Bazen sevgi zannettiğimiz şey geçmişte yarım kalmış bir duygunun yankısıdır. Çocuklukta öğrendiğimiz sevilme ve sevgiyi ifade etme biçimlerimiz bağlanma sisteminin temelini oluşturur. Sevgi bize nasıl verildiyse yetişkinlik yaşamımızda da sevgiyi bize benzer şekilde yaşatacak olan kişilere çekiliriz. Aslında karşımızdaki kişiye değil, bir zamanlar yarım kalmış duygumuza bağlanırız.

Ondandır ya bazı ilişkiler bizi iyileştirmez, eski acımızı tekrar eder. Psikolojide buna ‘’tanıdıklığa bağlanma’’ diyoruz. Çünkü tanıdıklık beynin en güçlü hissettiği rahatlama mekanizmasıdır.

Eğer bir ilişki bizi daha önce bunu yaşamıştım duygusunun içine çekiyorsa işte orada bir tuzak vardır. Çünkü tanıdık olan her şey güvenli değildir. Bu his bizi geçmişe götürür; tanıdık olan korkutmaz fakat bizi bugün de tutan şey tanıdıklık değil, “Bunu daha önce yaşamadım ama huzurluyum” hissidir.

Bazı insanlar hayatımıza girer ve biz onlara nedenini bilmediğimiz bir çekim hissederiz. O kişiyi seçenin kendimiz olduğunu düşünürüz fakat onu seçen biz değil acımızdır. Çünkü bilinçdışı acıya değil, tekrar eden acıya daha çok alışmıştır. Bildiği bir acıyı, bilmediği bir mutluluğa tercih eder çünkü bu daha güvenli gelir.

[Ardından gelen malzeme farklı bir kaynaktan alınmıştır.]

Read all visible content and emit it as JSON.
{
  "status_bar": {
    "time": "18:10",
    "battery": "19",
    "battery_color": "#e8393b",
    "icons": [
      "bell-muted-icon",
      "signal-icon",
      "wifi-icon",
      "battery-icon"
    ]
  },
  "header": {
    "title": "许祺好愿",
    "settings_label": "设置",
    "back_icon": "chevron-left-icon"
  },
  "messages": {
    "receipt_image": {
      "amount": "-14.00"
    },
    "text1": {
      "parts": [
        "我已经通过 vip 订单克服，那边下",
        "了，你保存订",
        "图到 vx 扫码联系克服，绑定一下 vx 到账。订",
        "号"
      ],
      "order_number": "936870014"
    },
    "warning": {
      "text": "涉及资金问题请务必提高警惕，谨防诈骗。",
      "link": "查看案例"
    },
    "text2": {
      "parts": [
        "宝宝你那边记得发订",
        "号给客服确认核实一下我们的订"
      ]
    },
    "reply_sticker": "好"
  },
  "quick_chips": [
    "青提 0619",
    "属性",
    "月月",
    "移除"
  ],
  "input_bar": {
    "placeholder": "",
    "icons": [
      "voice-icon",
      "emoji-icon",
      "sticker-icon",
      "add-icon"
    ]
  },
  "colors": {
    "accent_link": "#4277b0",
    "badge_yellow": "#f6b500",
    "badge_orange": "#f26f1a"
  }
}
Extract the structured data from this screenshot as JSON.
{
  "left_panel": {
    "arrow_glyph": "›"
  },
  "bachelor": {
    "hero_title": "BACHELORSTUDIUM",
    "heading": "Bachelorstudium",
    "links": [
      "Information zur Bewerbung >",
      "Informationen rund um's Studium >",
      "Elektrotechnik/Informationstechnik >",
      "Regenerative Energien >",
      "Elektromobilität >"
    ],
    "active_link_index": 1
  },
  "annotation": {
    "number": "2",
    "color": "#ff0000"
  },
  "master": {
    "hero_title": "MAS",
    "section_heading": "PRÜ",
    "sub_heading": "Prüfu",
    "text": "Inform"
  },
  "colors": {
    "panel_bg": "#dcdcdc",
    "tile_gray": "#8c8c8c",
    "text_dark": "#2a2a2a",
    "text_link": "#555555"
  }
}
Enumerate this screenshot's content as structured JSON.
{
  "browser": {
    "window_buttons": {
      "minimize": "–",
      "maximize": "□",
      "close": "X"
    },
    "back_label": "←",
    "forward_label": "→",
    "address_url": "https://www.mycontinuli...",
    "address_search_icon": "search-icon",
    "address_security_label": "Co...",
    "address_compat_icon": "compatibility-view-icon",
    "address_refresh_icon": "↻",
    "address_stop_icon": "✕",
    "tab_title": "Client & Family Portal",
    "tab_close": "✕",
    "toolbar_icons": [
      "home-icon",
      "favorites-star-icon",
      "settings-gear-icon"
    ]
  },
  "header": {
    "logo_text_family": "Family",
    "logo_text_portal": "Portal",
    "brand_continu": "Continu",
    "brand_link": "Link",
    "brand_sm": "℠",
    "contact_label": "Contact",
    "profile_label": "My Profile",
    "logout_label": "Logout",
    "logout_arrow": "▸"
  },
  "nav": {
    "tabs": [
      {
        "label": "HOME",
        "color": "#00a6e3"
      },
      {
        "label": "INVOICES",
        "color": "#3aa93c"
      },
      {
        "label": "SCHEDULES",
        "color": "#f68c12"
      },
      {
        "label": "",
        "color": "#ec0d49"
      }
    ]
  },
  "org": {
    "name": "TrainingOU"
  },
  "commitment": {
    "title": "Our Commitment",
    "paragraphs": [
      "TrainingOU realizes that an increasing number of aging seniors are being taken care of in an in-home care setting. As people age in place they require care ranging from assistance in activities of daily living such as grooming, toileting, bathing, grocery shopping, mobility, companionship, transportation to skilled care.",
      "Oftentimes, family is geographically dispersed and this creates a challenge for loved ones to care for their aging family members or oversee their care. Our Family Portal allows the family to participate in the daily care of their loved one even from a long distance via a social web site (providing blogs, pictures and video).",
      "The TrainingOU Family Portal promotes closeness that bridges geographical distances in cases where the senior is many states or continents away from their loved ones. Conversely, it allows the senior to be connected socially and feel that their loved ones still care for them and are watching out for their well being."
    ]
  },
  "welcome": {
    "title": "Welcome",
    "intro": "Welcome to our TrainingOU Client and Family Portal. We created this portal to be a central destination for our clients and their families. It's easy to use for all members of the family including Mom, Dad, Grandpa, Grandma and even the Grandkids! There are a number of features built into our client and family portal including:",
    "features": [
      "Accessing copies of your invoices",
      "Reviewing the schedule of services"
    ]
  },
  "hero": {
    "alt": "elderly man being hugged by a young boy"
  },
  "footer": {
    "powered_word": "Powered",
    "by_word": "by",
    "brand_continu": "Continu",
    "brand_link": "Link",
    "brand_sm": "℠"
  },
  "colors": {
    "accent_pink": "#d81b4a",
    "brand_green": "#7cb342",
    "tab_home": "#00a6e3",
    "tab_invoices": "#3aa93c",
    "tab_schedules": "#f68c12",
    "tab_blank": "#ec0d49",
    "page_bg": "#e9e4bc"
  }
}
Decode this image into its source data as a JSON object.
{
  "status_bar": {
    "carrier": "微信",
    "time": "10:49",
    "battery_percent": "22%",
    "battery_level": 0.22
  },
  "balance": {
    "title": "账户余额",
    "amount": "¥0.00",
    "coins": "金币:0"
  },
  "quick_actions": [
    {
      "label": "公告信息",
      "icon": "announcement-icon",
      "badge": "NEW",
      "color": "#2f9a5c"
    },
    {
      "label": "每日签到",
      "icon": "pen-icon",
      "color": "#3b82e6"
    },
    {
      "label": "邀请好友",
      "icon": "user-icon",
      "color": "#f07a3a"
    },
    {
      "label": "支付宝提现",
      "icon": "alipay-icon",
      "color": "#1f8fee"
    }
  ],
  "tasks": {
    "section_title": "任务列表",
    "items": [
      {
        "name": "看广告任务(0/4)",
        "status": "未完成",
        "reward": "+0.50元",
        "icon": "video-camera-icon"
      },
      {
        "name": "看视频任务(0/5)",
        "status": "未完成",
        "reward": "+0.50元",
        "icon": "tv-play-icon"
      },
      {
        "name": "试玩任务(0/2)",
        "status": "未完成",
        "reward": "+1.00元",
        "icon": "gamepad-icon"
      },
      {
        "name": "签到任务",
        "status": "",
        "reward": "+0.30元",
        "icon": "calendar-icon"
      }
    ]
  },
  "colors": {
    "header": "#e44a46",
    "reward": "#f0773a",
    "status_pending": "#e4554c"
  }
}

Tanıdıklığın sıcaklığına sarılan bedenimiz bunu ‘’sevgi’’ zanneder. Gerçek sevgi büyütür, kabuğundan çıkartır ama tanıdıklık bizi olduğumuz yerde tutar, hapseder. Bazı ilişkiler bitmez; sadece sahne değiştirir. Bir bedenden çıkar, farklı bir bedende aynı yüz, tanıdık bir ses tonu, bir bakış ile geçmişin yankısını bize fısıldar.

O an bilinçdışından zihne duyulan bir ses belirir:
“Bu kez aynı hikayeyi farklı sonla bitireceğim.”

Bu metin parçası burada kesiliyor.